Il est de certains romans dont on sait rapidement qu’ils vont plaire et avoir du succès. Pour Écorces vives certains éloges sont attendus, pour vanter la nature qu’il raconte, et la qualité d’écriture, loin de la mode des phrases courtes. Rien d’usurpé. Le paysage que l’on découvre est celui d’une nature sauvage où les carcasses de tracteurs rouillent en haut des montagnes. L’écriture imprime rapidement sa marque et une ambiance, jouant de l’opposition (« Il aurait voulu avoir de la dynamite. Il n’avait que de l’alcool, dans lequel il venait de se noyer. ») et d’images fortes (« Leurs yeux aux aguets demandaient qui était cette étrangère, débarquée de nulle part, avec son regard de rapace et ses airs sombres de prédatrice. Leurs yeux semblaient dire que les buses, on peut les abattre. »)
Alexandre Lenot ne place pas la ville contre la campagne, il n’idéalise pas la ruralité, bien au contraire. Car dans la campagne qu’il décrit, la bêtise règne, incarné par des spécimens humains peu reluisants. Seules quelques figures surnagent, le gendarme boiteux, la veuve à la peau brune, la jeune fille blessée, l’homme plein de chagrin. La communauté, elle, ne produit que violence et jalousie, foule menaçante et lâcheté des faibles.
Certaines scènes, magnifiques, dures et émouvantes, illustrent ce propos. Lison, la veuve, conduit un soir sa voiture en plein milieu d’un champ, seule avec une couverture pour pleurer son amour mort. Louise, la jeune fille blessée, affronte la bêtise des hommes et leurs hormones un jour sur son vélo. La peinture rouge sera son exutoire, un cri Apache et sauvage qui va faire trembler toute la vallée. La solidarité s’organise entre bêtes sauvages.

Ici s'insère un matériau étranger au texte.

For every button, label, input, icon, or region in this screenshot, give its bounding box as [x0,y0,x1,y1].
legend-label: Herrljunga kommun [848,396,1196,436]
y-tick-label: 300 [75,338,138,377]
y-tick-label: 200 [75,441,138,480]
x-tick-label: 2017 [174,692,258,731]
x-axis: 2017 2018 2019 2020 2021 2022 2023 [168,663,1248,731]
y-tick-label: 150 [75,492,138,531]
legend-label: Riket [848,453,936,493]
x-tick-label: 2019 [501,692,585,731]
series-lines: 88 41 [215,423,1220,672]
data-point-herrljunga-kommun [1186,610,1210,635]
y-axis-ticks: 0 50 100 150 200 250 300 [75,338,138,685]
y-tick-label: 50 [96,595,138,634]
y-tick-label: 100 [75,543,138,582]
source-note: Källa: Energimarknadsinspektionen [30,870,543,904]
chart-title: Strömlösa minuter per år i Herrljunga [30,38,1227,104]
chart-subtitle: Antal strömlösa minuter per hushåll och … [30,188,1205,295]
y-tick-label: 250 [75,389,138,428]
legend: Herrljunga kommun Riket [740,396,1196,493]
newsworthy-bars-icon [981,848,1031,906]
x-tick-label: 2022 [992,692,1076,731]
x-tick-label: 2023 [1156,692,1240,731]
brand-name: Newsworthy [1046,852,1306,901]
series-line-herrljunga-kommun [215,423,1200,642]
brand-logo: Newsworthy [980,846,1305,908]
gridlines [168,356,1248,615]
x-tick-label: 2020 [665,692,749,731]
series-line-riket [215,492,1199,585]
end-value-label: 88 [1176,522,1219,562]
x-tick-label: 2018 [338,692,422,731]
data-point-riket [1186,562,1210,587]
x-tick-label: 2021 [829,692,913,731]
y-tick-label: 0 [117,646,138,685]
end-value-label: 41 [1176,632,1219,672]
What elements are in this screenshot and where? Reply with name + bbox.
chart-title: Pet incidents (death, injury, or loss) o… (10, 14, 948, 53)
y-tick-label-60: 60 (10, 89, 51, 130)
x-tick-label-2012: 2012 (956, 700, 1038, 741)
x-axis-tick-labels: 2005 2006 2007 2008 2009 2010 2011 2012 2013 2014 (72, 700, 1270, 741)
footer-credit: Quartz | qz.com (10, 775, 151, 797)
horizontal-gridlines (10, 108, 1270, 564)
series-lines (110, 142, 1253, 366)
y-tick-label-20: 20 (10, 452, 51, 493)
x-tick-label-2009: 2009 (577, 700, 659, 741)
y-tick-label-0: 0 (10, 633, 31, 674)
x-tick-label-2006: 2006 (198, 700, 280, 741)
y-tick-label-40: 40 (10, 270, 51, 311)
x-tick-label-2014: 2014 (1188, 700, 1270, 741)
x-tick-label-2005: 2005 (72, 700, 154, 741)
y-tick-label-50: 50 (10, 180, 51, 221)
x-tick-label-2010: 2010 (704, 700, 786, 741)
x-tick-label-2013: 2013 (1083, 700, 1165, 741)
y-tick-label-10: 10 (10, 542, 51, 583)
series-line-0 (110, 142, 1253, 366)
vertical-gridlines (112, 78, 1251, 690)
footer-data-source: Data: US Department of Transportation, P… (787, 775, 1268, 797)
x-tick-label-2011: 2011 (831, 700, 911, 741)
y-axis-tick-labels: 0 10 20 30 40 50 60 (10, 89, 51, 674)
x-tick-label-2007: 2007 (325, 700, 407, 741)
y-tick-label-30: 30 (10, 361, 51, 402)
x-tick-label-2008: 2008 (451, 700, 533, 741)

Du côté de l’écriture, une certaine emphase prend souvent le pas « Ce n’est que maintenant, dans les débris de sa vie, en comptant ses plaies et en remontant le fil de ses cicatrices, qu’il sait enfin tendre l’oreille vers le silence caché dans l’illusion du monde. » D’autre fois, la scansion fatigue : « Ce qu’elle sait, c’est le mystère de cette voix, de la voix de la femme la plus seule du monde, de la voix de la femme la plus seule du monde qui chante la première fois qu’elle a vu le visage de cet homme, la première fois qu’elle a embrassé le visage de cet homme, la première fois qu’elle s’est allongée près du visage de cet homme. » La scansion fatigue, un autre paragraphe, plus loin, est de nouveau rythmé par la répétition, quand Eli voit Louise et qu’à cinq reprises « Il la regarde encore ». Il nous semble presque entendre les violons ou le tambour alourdir une image déjà explicite.
Alors voilà, Écorces vives produit un effet d’artifice, paradoxalement éloigné du côté sauvage qu’il raconte. Est-ce cela qui nous empêche d’apprécier pleinement ce qui reste indéniablement une forte histoire ? Le roman s’achève sur une métaphore animale. Elle rappelle celle de Stéphane Jolibert avec Dedans ce sont des loups. De quoi nourrir bien d’autres questions.
Caroline de Benedetti
Alexandre Lenot, Écorces vives, Actes Noirs, 2018, 18,50 €, 208 p.